Inadequate and inaccurate revenue and income accounting was also an issue pointed out in the auditing report and Agribank was named with an interest rate surplus of 136 billion dong.

After that, Agribank also inappropriately classified debts, the State Auditor adjusted to reduce the debt balance of Group one to 1.254.5 trillion dong, increasing the debt balance of group two to 703.6 billion dong, increasing outstanding loans of group three to 55.4 billion dong, reducing debt balance of group four to 100.4 billion dong, increasing debt balance of group five to 595.9 billion dong. Agribank made inaccurate provision for credit risks, which have been adjusted by State Auditor, in which the specific provision expenses increased to 341.5 billion dong and the general provision expenses declined to 4.9 billion dong.
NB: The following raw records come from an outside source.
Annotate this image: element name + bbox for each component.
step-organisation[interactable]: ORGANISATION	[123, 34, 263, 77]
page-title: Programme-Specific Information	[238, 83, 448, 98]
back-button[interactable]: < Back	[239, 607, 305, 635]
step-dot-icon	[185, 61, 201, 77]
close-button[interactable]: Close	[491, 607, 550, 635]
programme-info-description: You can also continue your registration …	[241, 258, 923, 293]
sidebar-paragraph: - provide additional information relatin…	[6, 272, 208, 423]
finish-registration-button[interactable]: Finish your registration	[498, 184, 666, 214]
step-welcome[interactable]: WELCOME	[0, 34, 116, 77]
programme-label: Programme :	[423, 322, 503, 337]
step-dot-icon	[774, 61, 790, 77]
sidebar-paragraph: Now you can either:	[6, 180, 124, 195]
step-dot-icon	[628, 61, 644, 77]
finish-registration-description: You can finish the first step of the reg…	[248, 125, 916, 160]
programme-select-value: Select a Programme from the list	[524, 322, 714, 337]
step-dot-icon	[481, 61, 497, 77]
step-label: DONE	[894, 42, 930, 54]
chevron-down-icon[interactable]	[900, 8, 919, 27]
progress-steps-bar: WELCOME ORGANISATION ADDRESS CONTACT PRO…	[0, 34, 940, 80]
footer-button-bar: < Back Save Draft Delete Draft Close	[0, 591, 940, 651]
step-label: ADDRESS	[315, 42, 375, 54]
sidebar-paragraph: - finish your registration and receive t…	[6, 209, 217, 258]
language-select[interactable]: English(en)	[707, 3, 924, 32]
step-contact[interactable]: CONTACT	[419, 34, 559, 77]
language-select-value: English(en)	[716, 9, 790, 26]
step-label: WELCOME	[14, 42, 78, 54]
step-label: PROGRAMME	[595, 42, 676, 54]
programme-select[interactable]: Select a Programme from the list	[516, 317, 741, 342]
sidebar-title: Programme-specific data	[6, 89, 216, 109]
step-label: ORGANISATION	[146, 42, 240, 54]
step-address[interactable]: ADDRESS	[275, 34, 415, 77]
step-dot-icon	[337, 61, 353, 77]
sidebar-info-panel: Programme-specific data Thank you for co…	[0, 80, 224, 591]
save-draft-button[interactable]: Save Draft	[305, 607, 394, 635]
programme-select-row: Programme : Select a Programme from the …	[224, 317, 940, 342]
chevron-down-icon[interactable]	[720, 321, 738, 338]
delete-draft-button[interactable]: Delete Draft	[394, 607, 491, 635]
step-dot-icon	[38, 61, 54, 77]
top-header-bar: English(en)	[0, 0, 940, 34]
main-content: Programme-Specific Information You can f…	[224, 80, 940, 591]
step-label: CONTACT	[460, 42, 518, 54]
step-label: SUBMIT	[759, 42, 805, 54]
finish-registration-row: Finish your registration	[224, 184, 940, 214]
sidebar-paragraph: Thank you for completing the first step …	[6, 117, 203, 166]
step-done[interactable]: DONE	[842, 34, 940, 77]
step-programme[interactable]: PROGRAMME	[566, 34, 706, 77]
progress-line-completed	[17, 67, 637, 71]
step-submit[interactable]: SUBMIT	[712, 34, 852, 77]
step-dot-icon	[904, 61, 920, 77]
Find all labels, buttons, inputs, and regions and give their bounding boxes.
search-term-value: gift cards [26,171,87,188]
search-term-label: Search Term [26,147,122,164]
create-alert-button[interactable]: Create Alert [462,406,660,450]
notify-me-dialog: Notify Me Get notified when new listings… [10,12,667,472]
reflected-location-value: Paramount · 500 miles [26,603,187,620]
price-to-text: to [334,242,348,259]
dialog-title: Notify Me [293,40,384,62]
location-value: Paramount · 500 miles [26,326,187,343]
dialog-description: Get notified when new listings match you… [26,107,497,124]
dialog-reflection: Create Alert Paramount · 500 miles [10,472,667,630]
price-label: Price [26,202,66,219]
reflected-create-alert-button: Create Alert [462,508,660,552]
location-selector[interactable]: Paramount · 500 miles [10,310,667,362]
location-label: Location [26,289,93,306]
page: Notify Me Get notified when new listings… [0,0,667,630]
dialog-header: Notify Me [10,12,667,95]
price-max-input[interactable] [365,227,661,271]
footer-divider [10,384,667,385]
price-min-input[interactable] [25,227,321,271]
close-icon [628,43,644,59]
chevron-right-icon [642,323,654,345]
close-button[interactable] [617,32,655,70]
In association with the Agribank, there are also errors in the order, procedures for lending and interest rate support in contravention of regulations.

With the VBSP, the auditor said that the write-off of 95.37 billion dong for 9,187 customers was considered missing according to the confirmation of the People’s Committee and the police of communes and wards, not in accordance with the 2015 Civil Code, in which some customers still have health insurance cards, pay social insurance or visit relatives.

In addition, the bank did not negotiate the fee for raising capital with credit institutions, but paid at the maximum rate of 1.35 percent as stipulated by SBV, affecting the compensation for interest differences from the state budget.